Il y a très longtemps, j'ai trouvé aussi ceci sur la toile... c'est une copie en PDF d'un article dans une revue française. Je viens de me souvenir que je l'avais.
Naturisme comme une thérapie:
Tous non-conformes
Expérience ponctuelle ou art de vivre, le naturisme fait de plus en plus d’adeptes parmi les personnes en situation de handicap. Sans serviette ni maillot de bain, la nudité partagée induit une liberté jamais expérimentée par ailleurs. Corps et esprit s’allègent, tout comme le regard des autres qui ne blessent plus autant.
L'enfant est nu sur la plage, une immense plage le long de l'Océan Atlantique, bordée de dunes parsemées d'oyats et de pins aux parfums sauvages. De ses jambes, l’enfant n'a que les cuisses. C'est à l'aide de ses mains qu'il se déplace sur la plage, à la rencontre des vagues dans lesquelles il joue avec joie. Les autres baigneurs sourient de l’entendre rire. Sa maman commente : «C’est beau de le voir heureux ! Depuis que nous venons ici en vacances, dans le centre de naturisme Euronat, la nudité lui a permis d’intégrer son handicap. Elle le place à égalité avec chacun».Depuis quelques années, un grand nombre de parents et d’adultes handicapés se laisse tenter par l’expérience du naturisme. Tous s’accordent à dire que les sensations de liberté y sont intenses et inoubliables. Certes, se dévêtir pour la première fois, même dans un lieu où c’est la règle, suscite des sentiments contradictoires : plaisir vie pratique et envie se mêlent à la peur.
Plaisir de gagner en autonomie, d’éviter les contraintes de l’habillage et du déshabillage, envie de respirer à “pleine peau”, de libérer ce corps trop souvent caché et médicalisé. Mais les peurs s’imposent : peur de montrer un corps hors norme, difficultés à assumer le regard de l’autre. Et pourtant, contrairement à toute attente, les regards croisés dans les villages naturistes seraient moins blessants qu’ailleurs, n’exprimant ni gêne ni curiosité appuyée : « J'ai beaucoup plus souffert du regard des autres dans une piscine “textile” », confirme Mireille, 43 ans, amputée d’une jambe. Il y a encore quelques années, Mireille ne souhaitait même pas se mettre en maillot de bain à la piscine. Relevant le défi d’une amie qui l’invitait dans un village naturiste, elle s’est très vite sentie à l’aise et a enlevé sans hésitation sa serviette, dernier rempart avant la nudité. Après avoir longuement nagé, c’est dans la quiétude la plus totale qu’elle sort de l’eau et remet sa jambe artificielle : « Je ne me sens pas agressée par le regard des autres ! J'ai remarqué que les femmes, valides et handicapées, étaient les plus réticentes envers le naturisme, mais une fois le pas franchi, ce sont les plus enthousiastes. Elles disent ne pas se sentir “matées” comme ailleurs. Non pas parce que les gens ne nous regardent pas, mais parce que dans leur regard, il n'y a rien qui nous mette mal à l'aise».
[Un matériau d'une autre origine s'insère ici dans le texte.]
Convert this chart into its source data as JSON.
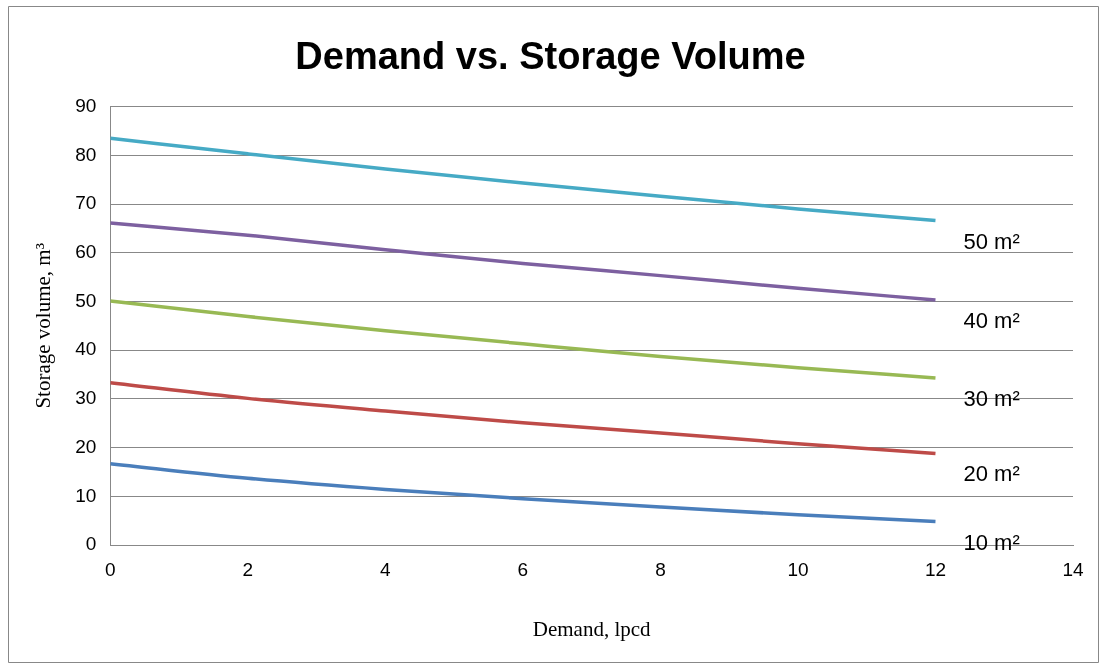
{
  "chart_data": {
    "type": "line",
    "title": "Demand vs. Storage Volume",
    "xlabel": "Demand, lpcd",
    "ylabel": "Storage volume, m³",
    "x": [
      0,
      2,
      4,
      6,
      8,
      10,
      12
    ],
    "series": [
      {
        "name": "10 m²",
        "color": "#4a7ebb",
        "values": [
          16.7,
          13.7,
          11.4,
          9.5,
          7.8,
          6.2,
          4.8
        ]
      },
      {
        "name": "20 m²",
        "color": "#be4b48",
        "values": [
          33.3,
          30.1,
          27.5,
          25.1,
          23.0,
          20.8,
          18.8
        ]
      },
      {
        "name": "30 m²",
        "color": "#98b954",
        "values": [
          50.1,
          46.9,
          44.0,
          41.3,
          38.7,
          36.4,
          34.3
        ]
      },
      {
        "name": "40 m²",
        "color": "#7d60a0",
        "values": [
          66.1,
          63.6,
          60.6,
          57.8,
          55.3,
          52.7,
          50.3
        ]
      },
      {
        "name": "50 m²",
        "color": "#46aac5",
        "values": [
          83.5,
          80.3,
          77.2,
          74.3,
          71.6,
          69.0,
          66.6
        ]
      }
    ],
    "xlim": [
      0,
      14
    ],
    "xticks": [
      0,
      2,
      4,
      6,
      8,
      10,
      12,
      14
    ],
    "ylim": [
      0,
      90
    ],
    "yticks": [
      0,
      10,
      20,
      30,
      40,
      50,
      60,
      70,
      80,
      90
    ],
    "grid": "y",
    "legend": false,
    "marker": "none",
    "line_style": "solid"
  }
}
Loin de nier ou d’ignorer les disgrâces et les beautés du corps infirmes, celles-ci entrent dans le champ des réalités, au même titre que toutes les autres, pour être mieux acceptées. Les “béquilles” vestimentaires tombent, mais ce sont également les marqueurs sociaux et les contraintes d’image qui succombent. Ces dernières sont bien souvent les plus grandes pourvoyeuses de complexes. Jean-Michel, quadragénaire, pratique le naturisme depuis son adolescence, quelques années après avoir contracté une poliomyélite qui l’oblige depuis à se déplacer en fauteuil : « Pratiquer le naturisme est un art de vivre : régler son rythme de vie sur les éléments naturels, accepter a vie en somme, la maladie, le temps qui passe, le corps transformé par le handicap, le tout dans la tolérance !».
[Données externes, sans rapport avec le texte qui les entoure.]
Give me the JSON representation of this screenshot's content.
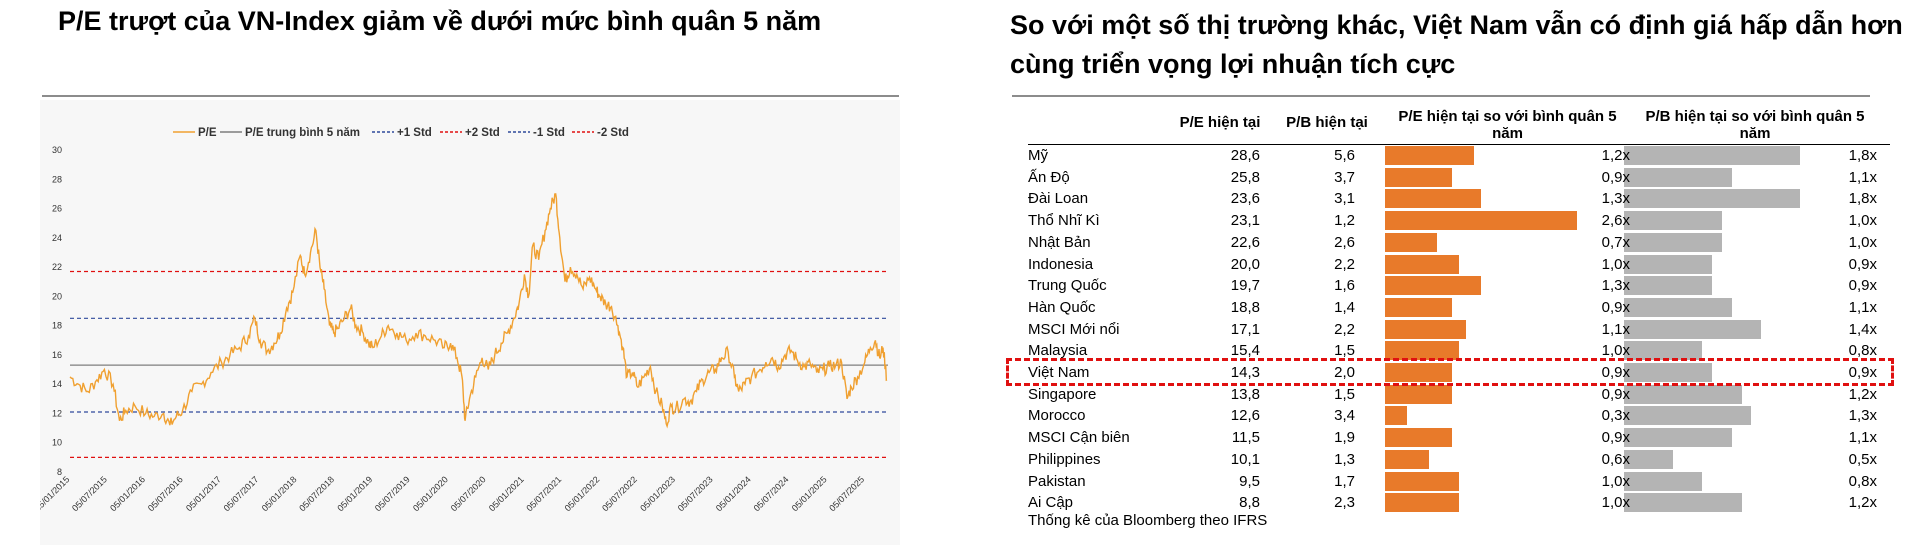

La tolérance, voilà bien la question fondamentale que relève le naturisme. « Une personne handicapée dans un village naturiste permet à chacun, implicitement, de s’interroger sur les normes communes et les siennes propres, ses fantasmes de perfection et d’idéalisation. Chacun y tient compte de sa réalité, avec ses propres possibilités et besoins», souligne la sexologue Martine Denis. « S’accepter invite les autres à une reconnaissance juste, de soi et de l’autre, par effet miroir ».
L’amie de Marc peut en témoigner, elle qui, valide mais complexée par ses rondeurs, tentera néanmoins de vivre l’expérience naturiste cet été. «Ce sera sa première fois», confie Marc, 32 ans, atteint de myopathie. « Je pense qu’elle s'est dit que si moi je le faisais, alors elle le pouvait ans problème ».